J’ai encore une AMIE…..
Une feuille, une fleur de la couleur un oiseau passe,
Quelques mots, une phrase et le thème fait surface
Je relie ma page encore une fois, mes yeux se ferment.
Une sérénité m’envahit, une étrange flemme.
Un vieux chêne centenaire m’offre son ombre apaisante.
J’ai besoin de ce silence, une fourmi quelque peu gênante,
Vient troubler mon isolement, j’en ai la chaire de poule.
Je lui adresse un timide regard, les minutes s’écoulent.
Je veux l’ignorer, mais elle me ramène à la réalité,
Je sursaute, mon indifférence renforce son agressivité.
Durand quelques instants j’ai voulu la chasser,
Elle devient ma compagne, je me surprends à l’affectionner
Je ne suis plus seul, nous allons probablement devenir amis.
Je n’ose pas bouger, je vais lui proposer un compromis.
J’accepte ta désobligeante importunité,
En échange, respecte ma précieuse tranquillité..
Choupette tiens !....
Ainsi je vais te nommer. Je pense que tu seras d’accord ?
Il faut nous accommoder, tu le sais, moi je ferais un effort
Durand quelques minutes, je supporterais tes caprices,
 l’écoute de mes confidences, je te veux complice.
Ton jeu m’amuse, je te confis sans crainte ma solitude.
Apporte à mes rêveries une douce et paisible quiétude.
Pour te prouver ma confiance à toi, mon cœur va s’ouvrir.
Ne sois pas triste, mon histoire va peut être te faire sourire.
Gamin je le suis encore, je me surprends quelque fois,.
Le matin au saut du lit, les douleurs sont là c’est évident,
Stoppe tes vas et viens, tu m’agaces ; sur ma main allonge toi.

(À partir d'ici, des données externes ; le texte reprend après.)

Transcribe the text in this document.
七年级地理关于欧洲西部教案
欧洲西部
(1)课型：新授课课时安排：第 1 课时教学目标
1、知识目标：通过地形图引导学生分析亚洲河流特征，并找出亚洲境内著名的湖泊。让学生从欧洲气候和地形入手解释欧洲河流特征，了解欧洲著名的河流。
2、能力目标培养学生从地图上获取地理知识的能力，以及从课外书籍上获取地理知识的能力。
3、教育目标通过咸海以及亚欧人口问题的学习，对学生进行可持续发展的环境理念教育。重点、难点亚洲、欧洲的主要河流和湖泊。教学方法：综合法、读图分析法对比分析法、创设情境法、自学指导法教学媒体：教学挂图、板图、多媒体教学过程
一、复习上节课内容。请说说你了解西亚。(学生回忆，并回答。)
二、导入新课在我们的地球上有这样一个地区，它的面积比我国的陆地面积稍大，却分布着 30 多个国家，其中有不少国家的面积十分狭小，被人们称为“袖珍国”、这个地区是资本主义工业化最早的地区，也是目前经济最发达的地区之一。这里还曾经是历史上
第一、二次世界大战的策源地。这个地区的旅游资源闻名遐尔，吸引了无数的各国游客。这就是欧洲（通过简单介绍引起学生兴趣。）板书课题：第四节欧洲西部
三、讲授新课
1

Je sais, tu dois penser que je ne suis pas marrant.
Choupette, j’ai eu très vite l’envie de grandir, grimper sur les murs,
Franchir des murailles, insouciant, je me prenais pour un dur.
Les grands, nos exemples, poings serrés, je refusais de me taire.
Alors, erreurs bêtises conneries, tout ce qui engendre colère.
Je sais, que j’ai fais preuve d’insouciance, mais qu’importe,
J’assume dans les regrets ce passé brouillon de désordre,
Mille pardons, si tu es mon amie, offre moi par ta présence
Une paix imméritée, ma peine aujourd’hui est immense.
Viens, approche toi de mon cœur, dit moi s’il bat encore,
Moi, je ne l’entends plus, l’amour l’a chassé de mon corps.
Aujourd’hui, j’ai une amie, une sourde et muette richesse.
Tu vois moi si grand si fort, je ne réclame que tendresse.
Si tu me quittes, emporte avec toi mes tristes pensées,
Quand tu reviendras, peut être à nouveau m’écouter,
J’aurais de belles histoires, celles qu’on raconte aux enfants,
*La petite fourmi, qui n’a pas eu peur du vilain garçon*
Mais aujourd’hui, reste encore quelques instants prés de moi,
Je me sens tout petit devant ta puérile et puissante naïveté,
Je t’observe, je t’envie tu es si fragile et réconfortante à la fois
Je n’aurais jamais imaginé, une aussi soudaine amitié.
Puisqu’il faut nous séparer, accepte s’il te plait,
Afin de sceller à jamais notre nouvelle union.
Sous ce vieux chêne, où je me suis si souvent abrité,
Moi l’éternel solitaire de devenir ton fidèle compagnon.
Pardonne à ton ami son égoïsme, ses moments d’évasion,
Si je t’ai un peu ennuyé crois moi, je le regrette.
Pour saluer ton départ, j’ai invité ce beau papillon,
Merci de m’avoir supporté, adorable petite Choupette.
 présent je reprends mes mots, mon écriture
Le thème sera plus beau, plus coloré,
Je me sens paisible, grâce à toi j’en suis sur
Ne sois pas triste, j’ai cessé de pleurer.